Crestwood Midstream, Crestwood Holdings to acquire Marcellus gathering assets from Antero Resources

Crestwood Midstream Partners

Crestwood Midstream Partners LP, Crestwood Holdings Partners LLC and Antero Resources Appalachian Corp. have executed definitive agreements whereby CMLP and Crestwood Holdings, through a newly formed joint venture (Crestwood Marcellus Midstream), have agreed to acquire certain of Antero’s Marcellus Shale gathering system assets located in Harrison and Doddridge Counties, West Virginia for $375 million in cash plus an earn-out which would allow Antero to earn additional purchase price payments of up to $40 million based upon average annual production levels achieved during 2012 and 2013.

Additionally, at closing, the parties have agreed to enter into a 20-year gas gathering and compression agreement, which will provide for an Area of Dedication of approximately 127,000 gross acres, or 104,000 net acres, largely located in the rich gas window of the southwestern core of the Marcellus Shale play.

The transaction will have a January 1, 2012 effective date and is expected to close in March 2012, subject to regulatory approvals and customary closing conditions.

Antero is a Marcellus Shale producer with 220,000 net acres in the heart of the play, with approximately 75% of the acreage expected to have rich gas potential. Antero is currently running 6 rigs in the area of dedication and has recently announced year end 2011 net proved reserves of approximately 2.8 Tcfe attributable to its total Marcellus Shale acreage.

The assets to be acquired by Crestwood Marcellus Midstream include 33 miles of low pressure gathering pipelines currently gathering approximately 210 million cubic feet per day from 59 existing horizontal Marcellus Shale wells.
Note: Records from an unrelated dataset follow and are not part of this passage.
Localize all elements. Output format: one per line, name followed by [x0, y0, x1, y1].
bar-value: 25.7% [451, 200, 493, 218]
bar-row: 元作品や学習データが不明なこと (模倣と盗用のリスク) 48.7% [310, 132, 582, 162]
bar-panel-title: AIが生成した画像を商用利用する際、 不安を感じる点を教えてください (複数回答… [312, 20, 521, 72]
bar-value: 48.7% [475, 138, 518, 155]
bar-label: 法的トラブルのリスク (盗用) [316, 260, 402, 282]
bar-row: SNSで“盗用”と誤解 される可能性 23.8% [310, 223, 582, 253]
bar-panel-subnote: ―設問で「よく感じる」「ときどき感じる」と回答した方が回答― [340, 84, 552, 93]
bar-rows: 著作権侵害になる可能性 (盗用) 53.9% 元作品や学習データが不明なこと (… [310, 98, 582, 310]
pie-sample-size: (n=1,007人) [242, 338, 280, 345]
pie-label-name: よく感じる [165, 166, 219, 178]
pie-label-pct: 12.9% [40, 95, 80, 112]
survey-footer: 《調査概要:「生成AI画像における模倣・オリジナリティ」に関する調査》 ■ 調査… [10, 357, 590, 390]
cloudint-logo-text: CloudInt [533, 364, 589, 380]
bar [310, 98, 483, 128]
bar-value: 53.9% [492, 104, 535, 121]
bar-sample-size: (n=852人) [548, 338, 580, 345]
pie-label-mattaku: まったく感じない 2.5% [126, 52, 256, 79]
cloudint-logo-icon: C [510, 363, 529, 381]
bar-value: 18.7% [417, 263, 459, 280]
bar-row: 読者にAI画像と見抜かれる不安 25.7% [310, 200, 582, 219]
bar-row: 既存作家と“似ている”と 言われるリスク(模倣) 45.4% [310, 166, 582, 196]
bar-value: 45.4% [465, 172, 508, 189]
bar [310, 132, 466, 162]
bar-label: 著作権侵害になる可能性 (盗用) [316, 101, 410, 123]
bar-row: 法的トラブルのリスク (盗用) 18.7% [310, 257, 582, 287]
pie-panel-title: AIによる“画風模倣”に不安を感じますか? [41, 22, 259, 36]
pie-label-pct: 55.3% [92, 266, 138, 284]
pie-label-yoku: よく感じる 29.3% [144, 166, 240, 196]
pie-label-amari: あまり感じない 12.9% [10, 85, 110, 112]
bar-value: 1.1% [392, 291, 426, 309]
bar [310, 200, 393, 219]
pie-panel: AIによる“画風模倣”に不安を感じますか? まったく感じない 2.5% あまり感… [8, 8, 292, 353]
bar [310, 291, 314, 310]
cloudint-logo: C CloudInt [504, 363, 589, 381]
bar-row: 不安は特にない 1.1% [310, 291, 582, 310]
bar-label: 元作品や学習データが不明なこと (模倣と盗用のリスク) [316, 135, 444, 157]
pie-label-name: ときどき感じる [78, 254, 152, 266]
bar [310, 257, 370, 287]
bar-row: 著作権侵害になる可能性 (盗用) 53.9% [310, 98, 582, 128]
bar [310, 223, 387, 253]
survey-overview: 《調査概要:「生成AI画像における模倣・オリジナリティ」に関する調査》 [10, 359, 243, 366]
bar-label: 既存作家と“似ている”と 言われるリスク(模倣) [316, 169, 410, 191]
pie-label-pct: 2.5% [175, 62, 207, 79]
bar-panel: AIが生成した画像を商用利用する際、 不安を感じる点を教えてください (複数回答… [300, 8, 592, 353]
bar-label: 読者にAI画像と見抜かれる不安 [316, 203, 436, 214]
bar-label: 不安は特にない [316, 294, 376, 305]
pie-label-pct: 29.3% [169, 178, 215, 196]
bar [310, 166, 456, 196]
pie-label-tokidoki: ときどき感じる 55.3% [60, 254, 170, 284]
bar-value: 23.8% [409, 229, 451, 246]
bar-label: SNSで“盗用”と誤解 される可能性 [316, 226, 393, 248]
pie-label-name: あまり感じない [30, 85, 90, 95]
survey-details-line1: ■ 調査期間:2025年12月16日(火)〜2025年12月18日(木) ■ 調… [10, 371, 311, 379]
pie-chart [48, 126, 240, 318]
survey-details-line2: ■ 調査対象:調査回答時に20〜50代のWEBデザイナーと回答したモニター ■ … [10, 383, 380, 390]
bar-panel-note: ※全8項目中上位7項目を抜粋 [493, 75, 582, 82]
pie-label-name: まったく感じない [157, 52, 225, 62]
The gathering pipelines deliver Antero’s Marcellus Shale production to various regional pipeline systems including Columbia, Dominion and Equitrans and later this year will begin deliveries to intermediate systems which will connect to MarkWest Energy Partners’ Sherwood Gas Processing Plant, expected to be placed in service in the third quarter of 2012.

Paul M. Rady, chairman and CEO of Antero commented that “this is a strategic transaction for Antero that allows us to redeploy capital into further drilling and acreage consolidation in Appalachia. We look forward to working closely with Crestwood as our midstream partner in this development going forward.”

“Crestwood is pleased to partner with Antero in the long term development of this exceptional Marcellus Shale acreage,” stated Robert G. Phillips, President and Chief Executive Officer of CMLP’s general partner. “The transaction is an excellent fit with our strategy and adds to our portfolio another great shale focused producer, a long-term fixed-fee contract and core acreage dedication in the rich gas window of the premier natural gas shale play in the industry. This acquisition will be immediately accretive to CMLP, is supported by a minimum volume commitment and offers tremendous visible growth potential for many years as volumes increase and the systems expand. We are also very pleased to work with First Reserve, through its indirect ownership of Crestwood Holdings, to fashion an acquisition and financing structure that enables CMLP to maintain sufficient liquidity and conservative leverage which highlights the value of strong general partner sponsorship.”

At closing, Crestwood Holdings, through its indirect subsidiary, Crestwood Holdings LLC, will contribute approximately $244 million in exchange for its 65% ownership interest in the joint venture, while CMLP will contribute approximately $131 million in exchange for its 35% ownership interest in the joint venture. At closing, the joint venture will also enter into a $200 million revolving credit facility to finance future capital requirements related to growth in the area of dedication. CMLP will fund its joint venture contribution with available capacity under its existing $500 million credit facility. Crestwood Holdings has arranged long term financing to support its share of the joint venture acquisition through financing commitments from a syndicate of banks including BofA Merrill Lynch, BNP Paribas, Citigroup, RBC Capital Markets, The Royal Bank of Scotland plc and UBS Securities which will also participate in the joint venture credit facility.

The proceeds from the sale will be used for further development of Antero’s Appalachian drilling inventory as well as for future leasehold acquisition. Following closing, Antero is expected to have approximately $780 million of undrawn bank commitments and over $1.1 billion of unused borrowing base capacity.

Barclays Capital acted as financial advisor and Vinson & Elkins LLP acted as legal counsel to Antero in connection with the transaction.

Locke Lord LLP and Simpson Thacher & Bartlett LLP acted as legal counsel to Crestwood Midstream Partners LP and Crestwood Holdings LLC in connection with the transaction.